Cuando Anton Ego probó el ratatouille, este sencillo platillo ni siquiera llegó a su estómago, se estacionó en sus recuerdos, y es porque el acierto de la rata Remy fue apuntar a su alma y no a su apetito.
Aquel que piensa la comida como algo que sacia el hambre, nunca entenderá la importancia de la sobremesa. Este comensal es el mismo que sigue la ridícula moda de fotografiar su platillo y subirlo a las redes; él ha olvidado la razón del por qué preferimos comer en compañía: para hacer sagrado un momento, y no tanto para recibir la aprobación de terceros. La comida es sagrada, dicen. Sagrado significa ‘lo cercano’. Al comer en compañía se busca fortalecer el vínculo, pero al fotografiar se insiste en buscar la conexión. Estar vinculado no es lo mismo que estar conectado. Lo primero es humano, lo segundo maquinal. En lo primero hablamos de lazos, en lo segundo de cables.
Cuerpo y comida son uno. El primero se inspira en la segunda y la segunda hace lo propio con el primero: la famosa esquematización del corazón humano, ese ícono raptado por el discurso romántico, nace de la forma del «silphium», especia romana que enriquecía la gastronomía imperial con notas frescas herbales y que además funcionaba como poderoso interruptor del embarazo. La asociación entre la finalidad amorosa del «silphium» —como abortivo— y como especiante, hizo de este alimento un símbolo ideal para representar lo más humano de nosotros: el corazón.
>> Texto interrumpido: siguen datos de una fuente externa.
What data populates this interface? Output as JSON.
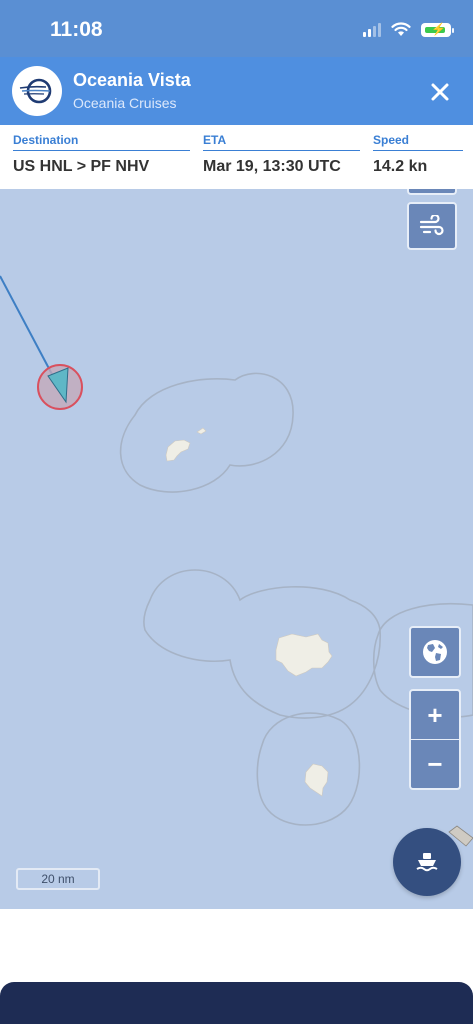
{
  "status_bar": {
    "time": "11:08",
    "icons": [
      "cellular-signal-icon",
      "wifi-icon",
      "battery-charging-icon"
    ]
  },
  "header": {
    "vessel_name": "Oceania Vista",
    "operator": "Oceania Cruises",
    "logo_icon": "oceania-logo-icon",
    "close_icon": "close-icon"
  },
  "info": {
    "destination_label": "Destination",
    "destination_value": "US HNL > PF NHV",
    "eta_label": "ETA",
    "eta_value": "Mar 19, 13:30 UTC",
    "speed_label": "Speed",
    "speed_value": "14.2 kn"
  },
  "map": {
    "scale_label": "20 nm",
    "controls": [
      "wind-layer-icon",
      "globe-icon",
      "zoom-in",
      "zoom-out",
      "fleet-ship-icon"
    ],
    "zoom_in_label": "+",
    "zoom_out_label": "−",
    "colors": {
      "sea": "#b8cbe7",
      "land": "#efeee6",
      "vessel": "#5fb7c6",
      "vessel_ring": "#d9505e",
      "button": "#6a87b8",
      "fleet_button": "#344f80"
    }
  }
}
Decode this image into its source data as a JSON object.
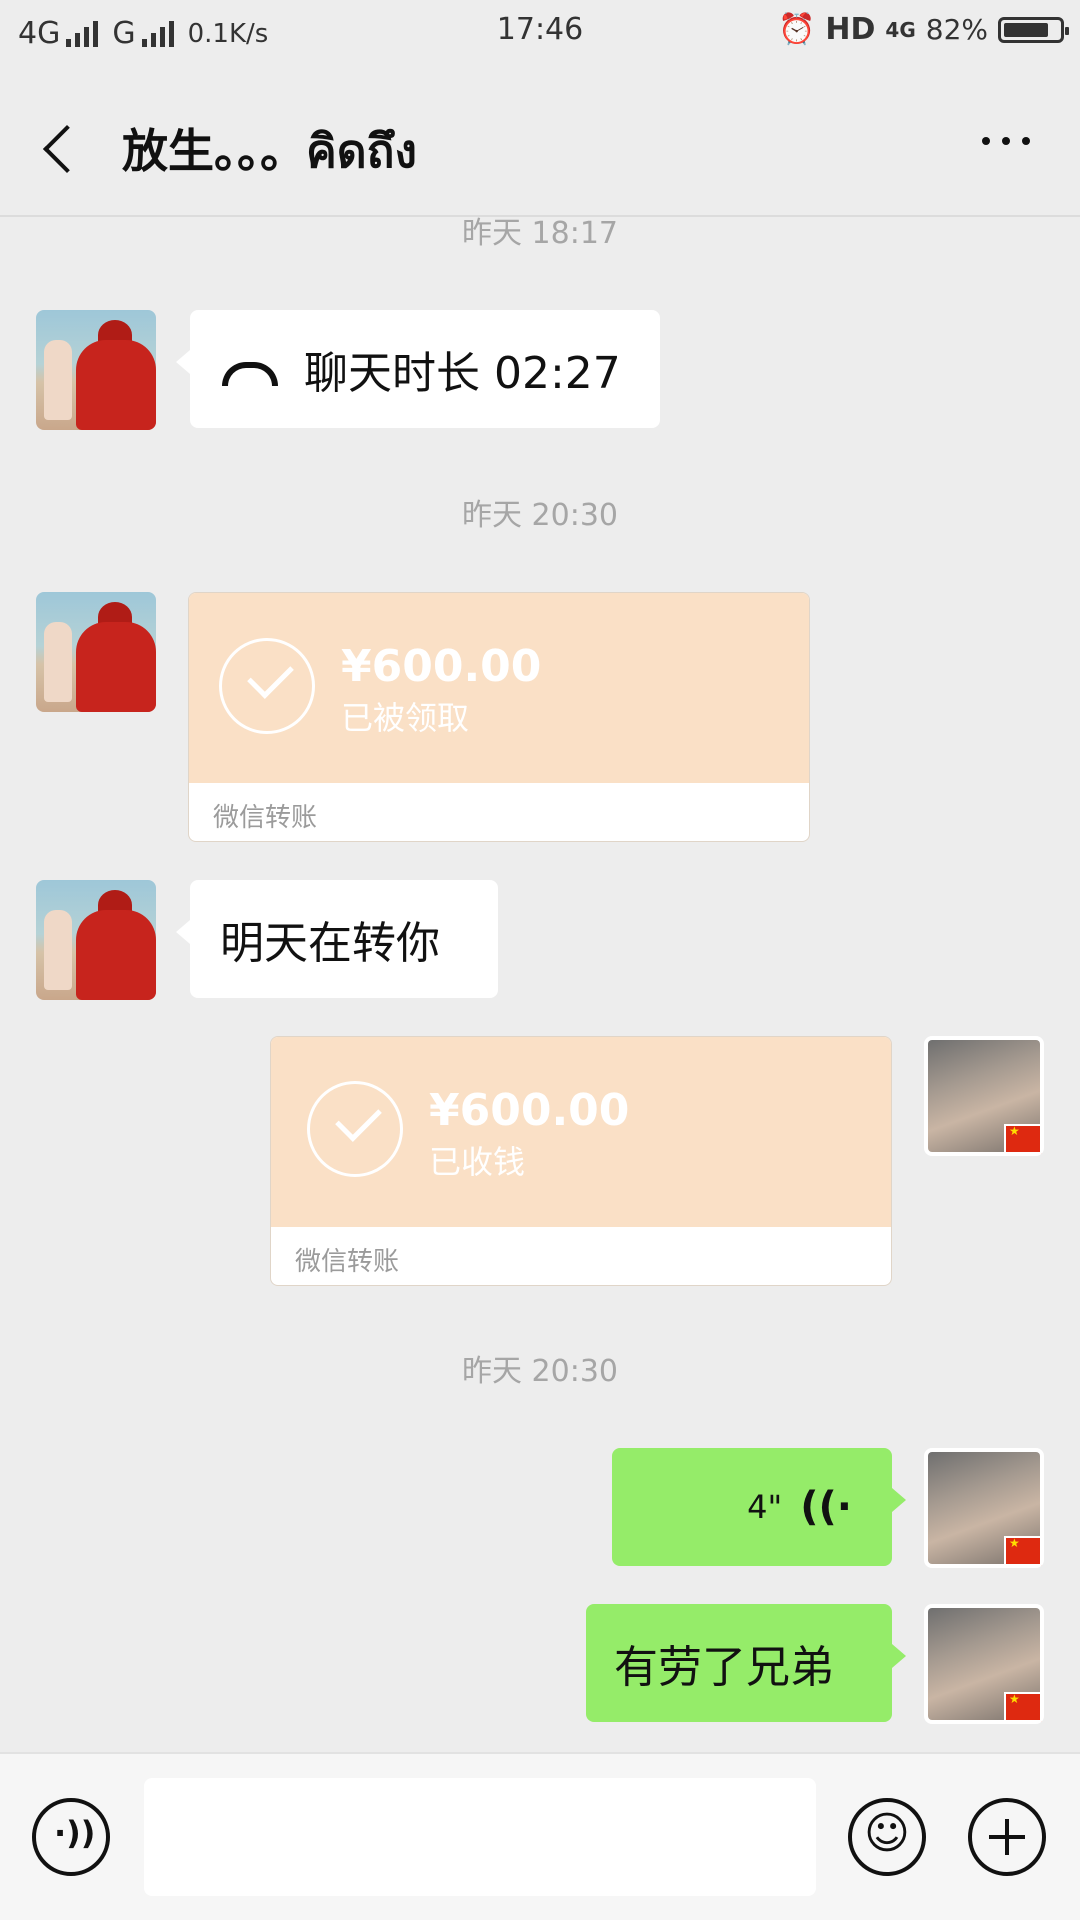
{
  "status_bar": {
    "network1": "4G",
    "network2": "G",
    "speed": "0.1K/s",
    "time": "17:46",
    "hd": "HD",
    "network3": "4G",
    "battery_text": "82%",
    "battery_level": 0.82
  },
  "header": {
    "title": "放生。。。คิดถึง"
  },
  "messages": {
    "ts1": "昨天 18:17",
    "call_text": "聊天时长 02:27",
    "ts2": "昨天 20:30",
    "transfer1": {
      "amount": "¥600.00",
      "status": "已被领取",
      "footer": "微信转账"
    },
    "text1": "明天在转你",
    "transfer2": {
      "amount": "¥600.00",
      "status": "已收钱",
      "footer": "微信转账"
    },
    "ts3": "昨天 20:30",
    "voice_duration": "4\"",
    "text2": "有劳了兄弟"
  },
  "input_bar": {
    "placeholder": ""
  },
  "colors": {
    "background": "#ededed",
    "my_bubble": "#95ec69",
    "transfer_bg": "#fae0c6"
  }
}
En el simpático libro Las recetas del Dr. Sigmund Freud, sus editores cuentan que el médico vienés era un gran cocinero que dejó ese interesante recetario traspapelado. Aunque la historia es falsa, sus creadores —psicólogos— juegan cínicamente con los conceptos freudianos y los anillan a lo culinario. ¿El resultado? Ideas que los ortodoxos criticarán, pero que los más relajados mirarán con acierto. «Pastel edípico», «Tomates inconscientes» y «salsa narciso» son algunas de las fantasiosas recetas presentadas en el texto. Los autores van más allá al decir que la talking cure —cura a través del habla—no es tan efectiva como la cooking cure —cura a través de la cocina—. Lo rescatable del ejercicio literario de estos autores es recordarnos la cercanísima relación entre la comida y el cuerpo, no desde el obvio punto de vista nutrimental, por supuesto, sino desde una trinchera que acopla lo que comemos con la psique. Anton Ego al dar el primer mordisco del ratatouille percibió no el sabor de las hortalizas bañadas en salsa de tomate, más bien le supo a su madre. Una conocida respuesta edípica que resumimos en «sabe a mamá». Por ello la cocina molecular no alcanza a permear en las mesas cotidianas, quedándose como mera curiosidad estética. Lo molecular —así le llamen cocina tecnoemocional— se mira frío, desvínculado. Quizá por esto el diario español El País escribió en 2024 un encabezado diciendo: «Los chefs, por muchas espumas que hagan, siempre acaban escribiendo un libro sobre las recetas de su madre». Y sí, podrán hablar de esferificaciones, tierras, burbujas o aires, pero al final del día es una sopa de fideos lo que marcó su profesión.
La dimensión culinaria tiene como premisa la construcción de la alteridad, la existencia de un otro que justifique nuestra presencia. No hay chef sin comensal. Cocinar siempre es para alguien más, real o imaginario. La comida es el lugar que desdobla un espacio para acercar(nos). La comida compartida funda la otredad, instaura la diferencia y, con ello, a nosotros mismos.